Im Laufe der Jahre der Zen-Übung stellte ich fest, dass die Diskrepanz zwischen Theorie und Praxis kaum geringer wurde. Die Diskrepanz zwischen den Versprechen der Zen-Literatur und meiner psychischen Realität. Weder wuchs durch Zen mein Verständnis der Welt noch verbesserte sich meine psychische Grundbefindlichkeit. Der Buddhismus und insbesondere Zen suggerieren ja sogar, dass man dahin kommen kann psychisch unverwundbar zu werden. Ein Buddha soll ein Wesen sein, welches genau über diese Eigenschaft verfügt. Aber auch nach vielen Jahren der Übung war ich davon genau so weit entfernt wie am Anfang. Und ich hatte den Eindruck, es ging nicht nur mir so, sondern auch anderen Übenden, auch den sogenannten Meistern. Deshalb gibt es in meinem Buch einen Abschnitt über die „Erfolglosigkeit des Zen“.
Die Diskrepanz zwischen den Versprechen und der Realität des Zen ist für jeden ehrlichen Beobachter unübersehbar. Nachdem ich mich intensiv mit der Zen-Philosophie und der Zen-Praxis beschäftigt habe, nachdem ich versucht habe mir klar zu machen, was die meist eher wolkigen Zen-Texte konkret bedeuten würden, verstehe ich, warum Zen enttäuschen muss, warum es unmöglich ist, mit Zen die „wahre Natur des Seins“ zu verstehen und die „Geistesgifte“ Gier, Zorn und Neid zu überwinden, geschweige psychisch unverwundbar zu werden.
hpd: Sie unterscheiden zwischen einem metaphysisch angehauchten und einem nicht-metaphysischen Zen. Können Sie die Unterschiede zwischen beiden Positionen kurz umreißen?
Binder: Zen hat eine rein metaphysische Weltanschauung, nicht nur eine metaphysisch angehauchte. Unter Metaphysik verstehe ich in meinem Buch einen religiösen Theorierahmen. Ein metaphysisches Weltbild ist danach eines, welches eine transzendente, jenseitige Wirklichkeit behauptet und unsere Welt aus der Perspektive dieser Wirklichkeit (Gott, Geist, Buddhanatur etc.) erklären will. Eine nicht-metaphysische Position ist logischerweise ein Weltbild, welches nicht mit einer transzendenten Wirklichkeit rechnet und damit alle Phänomene dieser Welt auf natürliche Weise zu erklären versucht.
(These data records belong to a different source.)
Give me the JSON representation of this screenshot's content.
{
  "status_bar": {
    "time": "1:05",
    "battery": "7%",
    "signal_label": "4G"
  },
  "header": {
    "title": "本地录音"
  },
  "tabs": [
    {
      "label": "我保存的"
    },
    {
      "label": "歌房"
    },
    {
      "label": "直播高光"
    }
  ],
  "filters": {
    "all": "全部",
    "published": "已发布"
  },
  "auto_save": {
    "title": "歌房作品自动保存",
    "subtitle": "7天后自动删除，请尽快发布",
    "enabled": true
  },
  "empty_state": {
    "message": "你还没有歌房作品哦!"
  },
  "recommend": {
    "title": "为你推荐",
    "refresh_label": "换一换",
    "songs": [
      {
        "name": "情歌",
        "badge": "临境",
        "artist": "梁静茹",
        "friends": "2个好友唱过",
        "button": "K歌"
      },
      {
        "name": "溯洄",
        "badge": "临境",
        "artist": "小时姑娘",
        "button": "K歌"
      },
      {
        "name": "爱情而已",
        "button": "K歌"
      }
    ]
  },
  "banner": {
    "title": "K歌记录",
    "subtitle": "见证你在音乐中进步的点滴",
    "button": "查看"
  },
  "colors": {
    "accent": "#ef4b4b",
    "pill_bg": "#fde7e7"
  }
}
hpd: Ihre Position ist die nicht-metaphysische. Warum?
Binder: Ich glaube einfach nicht, dass es eine transzendente Wirklichkeit gibt. Daran können auch die „göttlichen“ Momente, die man während der Meditation erlebt, nichts ändern.
hpd: Warum sollte Metaphysik schlecht sein? Mystiker behaupten schließlich, alle Probleme unseres „irdischen Jammertals“ überwinden zu können.
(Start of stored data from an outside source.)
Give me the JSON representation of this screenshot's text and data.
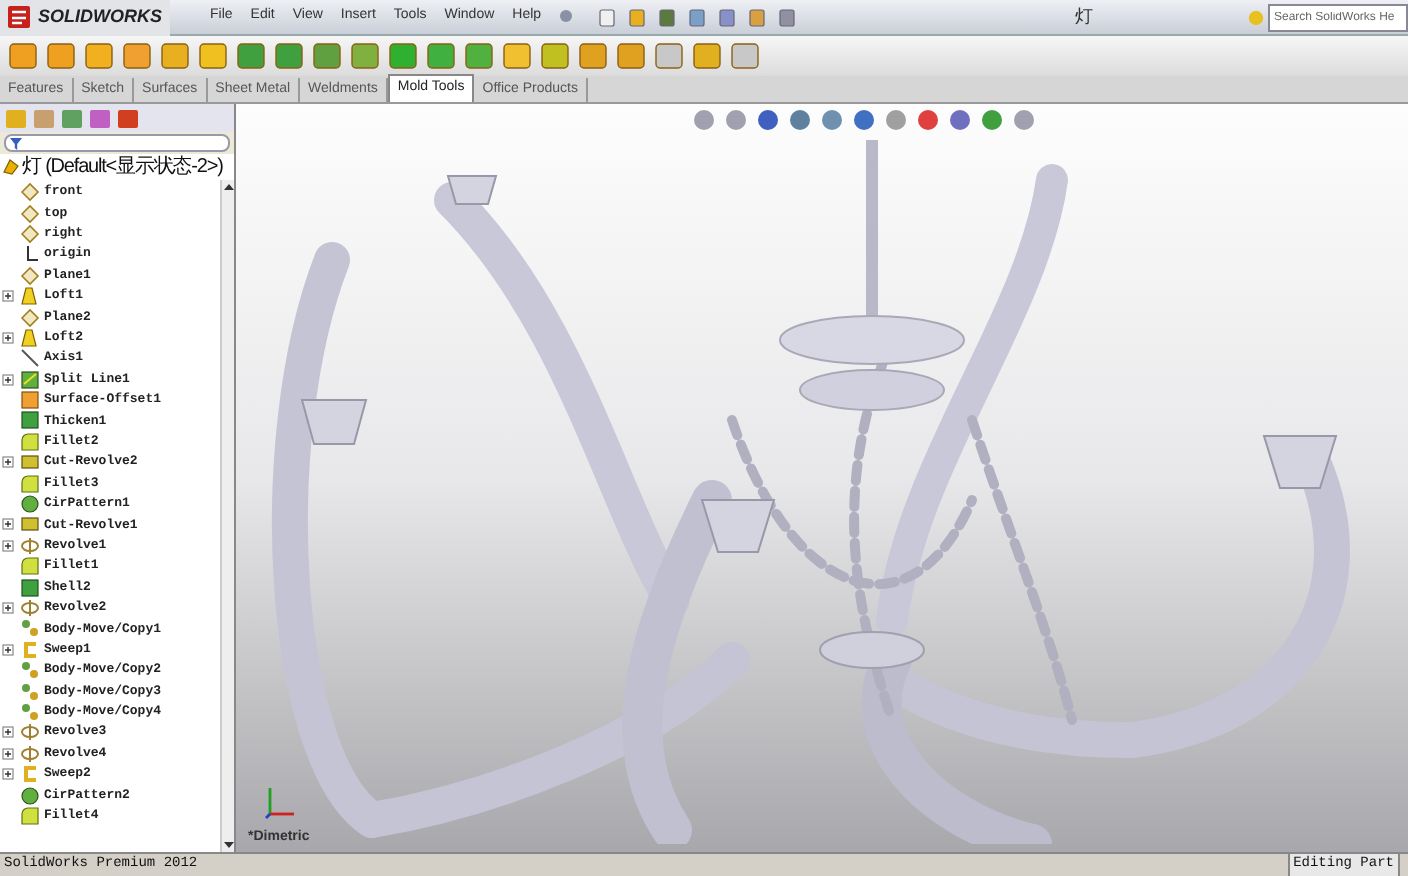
{
  "window": {
    "app_name": "SOLIDWORKS",
    "title": "灯"
  },
  "menu": [
    "File",
    "Edit",
    "View",
    "Insert",
    "Tools",
    "Window",
    "Help"
  ],
  "search": {
    "placeholder": "Search SolidWorks He"
  },
  "tabs": [
    {
      "label": "Features",
      "selected": false
    },
    {
      "label": "Sketch",
      "selected": false
    },
    {
      "label": "Surfaces",
      "selected": false
    },
    {
      "label": "Sheet Metal",
      "selected": false
    },
    {
      "label": "Weldments",
      "selected": false
    },
    {
      "label": "Mold Tools",
      "selected": true
    },
    {
      "label": "Office Products",
      "selected": false
    }
  ],
  "feature_tree": {
    "root": "灯 (Default<显示状态-2>)",
    "items": [
      {
        "label": "front",
        "kind": "plane",
        "expandable": false
      },
      {
        "label": "top",
        "kind": "plane",
        "expandable": false
      },
      {
        "label": "right",
        "kind": "plane",
        "expandable": false
      },
      {
        "label": "origin",
        "kind": "origin",
        "expandable": false
      },
      {
        "label": "Plane1",
        "kind": "plane",
        "expandable": false
      },
      {
        "label": "Loft1",
        "kind": "loft",
        "expandable": true
      },
      {
        "label": "Plane2",
        "kind": "plane",
        "expandable": false
      },
      {
        "label": "Loft2",
        "kind": "loft",
        "expandable": true
      },
      {
        "label": "Axis1",
        "kind": "axis",
        "expandable": false
      },
      {
        "label": "Split Line1",
        "kind": "split",
        "expandable": true
      },
      {
        "label": "Surface-Offset1",
        "kind": "offset",
        "expandable": false
      },
      {
        "label": "Thicken1",
        "kind": "thicken",
        "expandable": false
      },
      {
        "label": "Fillet2",
        "kind": "fillet",
        "expandable": false
      },
      {
        "label": "Cut-Revolve2",
        "kind": "cut",
        "expandable": true
      },
      {
        "label": "Fillet3",
        "kind": "fillet",
        "expandable": false
      },
      {
        "label": "CirPattern1",
        "kind": "pattern",
        "expandable": false
      },
      {
        "label": "Cut-Revolve1",
        "kind": "cut",
        "expandable": true
      },
      {
        "label": "Revolve1",
        "kind": "revolve",
        "expandable": true
      },
      {
        "label": "Fillet1",
        "kind": "fillet",
        "expandable": false
      },
      {
        "label": "Shell2",
        "kind": "thicken",
        "expandable": false
      },
      {
        "label": "Revolve2",
        "kind": "revolve",
        "expandable": true
      },
      {
        "label": "Body-Move/Copy1",
        "kind": "move",
        "expandable": false
      },
      {
        "label": "Sweep1",
        "kind": "sweep",
        "expandable": true
      },
      {
        "label": "Body-Move/Copy2",
        "kind": "move",
        "expandable": false
      },
      {
        "label": "Body-Move/Copy3",
        "kind": "move",
        "expandable": false
      },
      {
        "label": "Body-Move/Copy4",
        "kind": "move",
        "expandable": false
      },
      {
        "label": "Revolve3",
        "kind": "revolve",
        "expandable": true
      },
      {
        "label": "Revolve4",
        "kind": "revolve",
        "expandable": true
      },
      {
        "label": "Sweep2",
        "kind": "sweep",
        "expandable": true
      },
      {
        "label": "CirPattern2",
        "kind": "pattern",
        "expandable": false
      },
      {
        "label": "Fillet4",
        "kind": "fillet",
        "expandable": false
      }
    ]
  },
  "viewport": {
    "view_label": "*Dimetric"
  },
  "status_bar": {
    "product": "SolidWorks Premium 2012",
    "mode": "Editing Part"
  }
}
Binder: Es geht nicht um die Frage, ob Metaphysik schlecht oder gut ist, sondern um die Frage, ob sie wahr ist. Mein Buch kreist in einem gewissen Sinn um diese Frage. Ich versuche zu zeigen, dass die traditionelle Philosophie des Zen nicht stimmen kann und dass die Phänomene, die für eine transzendente Wirklichkeit sprechen, auf natürliche Weise erklärbar sind, insbesondere das Bewusstsein und unsere Erkenntnisfähigkeit. Man kann allerdings prinzipiell nicht beweisen, dass es keine transzendente Wirklichkeit gibt, keinen Geist, Gott, keine Buddhanatur etc. Aus dem einfachen Grund, weil man von keinem Ding beweisen kann, dass es nicht existiert. Man kann die Existenz oder Nicht-Existenz von etwas immer nur mehr oder weniger plausibel machen.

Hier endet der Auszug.